Maverick and Cougar. Flying a Tomkat with your wingman. ‘Nobody puts baby in the corner’. Yes, you love Top Gun. The jet fighters, the hair, the teeth, the tight, tight buns.
But that wondrous film was just a work of fiction, right? Like Bagpuss or all those Michael Moore things?
There’s no way little old you could strap yourself into a high-performance aircraft and fly erratically, irresponsibly and with masculine flair?
You big silly.
You too can easily take to the skies with a Harold Faltermeyer soundtrack blasting painfully in your ears. Just sign yourself up to the United States Navy Strike Fighter Tactics Instructor program.

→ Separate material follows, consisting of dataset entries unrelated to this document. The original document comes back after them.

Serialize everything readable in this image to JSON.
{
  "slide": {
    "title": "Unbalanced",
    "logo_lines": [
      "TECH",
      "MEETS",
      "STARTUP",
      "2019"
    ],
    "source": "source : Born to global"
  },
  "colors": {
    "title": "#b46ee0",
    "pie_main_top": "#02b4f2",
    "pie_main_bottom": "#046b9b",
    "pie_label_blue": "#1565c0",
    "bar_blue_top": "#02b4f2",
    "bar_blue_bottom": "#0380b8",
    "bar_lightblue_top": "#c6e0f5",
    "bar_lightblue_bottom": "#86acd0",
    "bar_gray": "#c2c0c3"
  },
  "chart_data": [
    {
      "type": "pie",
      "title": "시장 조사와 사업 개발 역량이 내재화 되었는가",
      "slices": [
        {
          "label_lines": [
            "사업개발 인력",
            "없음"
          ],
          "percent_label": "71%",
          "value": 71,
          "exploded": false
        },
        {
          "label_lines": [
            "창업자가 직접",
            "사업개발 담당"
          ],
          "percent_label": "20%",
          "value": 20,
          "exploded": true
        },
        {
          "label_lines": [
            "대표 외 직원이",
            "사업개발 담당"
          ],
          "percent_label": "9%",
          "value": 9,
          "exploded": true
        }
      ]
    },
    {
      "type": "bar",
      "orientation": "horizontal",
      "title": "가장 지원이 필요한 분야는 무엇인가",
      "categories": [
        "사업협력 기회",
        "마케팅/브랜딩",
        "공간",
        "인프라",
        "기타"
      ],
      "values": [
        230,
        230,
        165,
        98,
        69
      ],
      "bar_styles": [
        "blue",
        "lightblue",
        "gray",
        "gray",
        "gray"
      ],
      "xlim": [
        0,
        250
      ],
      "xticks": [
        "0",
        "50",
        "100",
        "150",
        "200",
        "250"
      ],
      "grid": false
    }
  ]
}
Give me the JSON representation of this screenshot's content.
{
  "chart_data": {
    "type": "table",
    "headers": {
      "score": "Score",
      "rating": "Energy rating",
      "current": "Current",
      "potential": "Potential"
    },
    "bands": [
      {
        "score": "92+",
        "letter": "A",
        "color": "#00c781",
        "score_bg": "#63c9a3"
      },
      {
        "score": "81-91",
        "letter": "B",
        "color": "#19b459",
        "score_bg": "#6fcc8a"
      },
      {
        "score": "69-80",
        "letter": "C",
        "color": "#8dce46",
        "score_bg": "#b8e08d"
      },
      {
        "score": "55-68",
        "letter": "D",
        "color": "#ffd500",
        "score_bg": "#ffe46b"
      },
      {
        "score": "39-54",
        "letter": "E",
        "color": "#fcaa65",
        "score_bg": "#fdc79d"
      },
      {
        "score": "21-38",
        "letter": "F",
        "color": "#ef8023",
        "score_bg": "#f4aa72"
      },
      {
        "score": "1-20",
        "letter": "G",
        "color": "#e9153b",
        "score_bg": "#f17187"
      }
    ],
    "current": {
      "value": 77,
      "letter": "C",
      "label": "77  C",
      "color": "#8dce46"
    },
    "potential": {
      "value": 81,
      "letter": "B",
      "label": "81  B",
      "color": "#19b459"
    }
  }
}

The real life Top Gun programme designed to turn into a real Tom Cruise without… [REDACTED BY OUR LAWYERS].
#1. Choose a Call Sign
Obviously, before you do anything, ANYTHING, you need a snappy nickname that perfectly expresses your action personality.
Some of the good ones have been taken, like Iceman, Maverick, Goose and Cougar. But there are options. If you are not as fast as some, how about Sloth?
Or if you are overtly hairy, you could be Chimp. If you are French, then Frenchie could work for you. Or Croissant Charlie. Or Le Freak.
Names to avoid would be Captain Bad Fly, Taliban Ted, Shaky or The Kid From Deliverance. Once you have your name, you’re more than halfway there. But only slightly more.
#2. Learn To High Five In Aviators
With your name firmly in place, you’ll next have to work on your how to facilitate an above head handclasp with shades in place with your wingman.
Practice on a scarecrow in a nearby field or meadow. Or an elderly relative with a lack of feeling all down one side might make an ideal practice facilitator.
And in terms of sunglasses, avoid anything over-sized or novelty. Basically, what you don’t want to look like is Sue Pollard.
If you’re on the bus heading to the Top Gun academy and catch your reflection and think ‘oh I look like Sue Pollard’ then something is very, very wrong.
#3. Become American
Oh yeah, probably should have mentioned, to be a proper Top Gunner, you need to be a member of the United States Navy.
So if you are neither an American or in the United States Navy, you’ll need to sort that out. Other countries have similar high-octane, battle-readying flight training programmes. But they are rubbish.
And this means that all Top Gun-style courses that aren’t American are bogus.
It is quite easy to resemble an American. Just sing the song ‘Danger Zone’ by Kenny Loggins as loudly and often as you can.
#4. Enroll in Top Gun
So you’ve become an American, joined the Navy and trained to be an ace fighter pilot.
Oh right, you have to be an ace fighter pilot. But I imagine if you’re reading this there’s a good chance you’re an ace fighter pilot already.
Then you’ll head to Naval Strike and Air Warfare Centre at NAS Fallon, Nevada and spend nine weeks learning all about tactics, hardware, shooting, ejector seats and all the latest in air-to-air and air-to-ground missions.
Actually you’ll probably only need eight weeks, since you’ve got your callsign/high-fiving/sunglasses sorted already.
During these weeks you’ll be flying single-seat F/A-18 Cs and Es, and two-seat F/A-18 Ds and Fs. We imagine these are the sort of airplanes with the guns like you have in Top Gun.The kind Tom Cruise knocked about in with his pals.
Perks of the Job
Once you are a great big Top Gun man (as its officially known), the world is your oyster. Put simply: the perks are incredible.
For instance, there is a 7% discount in selected branches of Kennedy or President’s Fried Chicken.
Photocopying at your local library is now free. You can wear a leather jacket with puffy sleeves and patches without fear of invoking laughter.
And Kenny Loggins will personally appear at any family event (barring Easter, that’s Kenny’s time), and sing a selection of his hit. ‘Danger Zone’. By Kenny Loggins.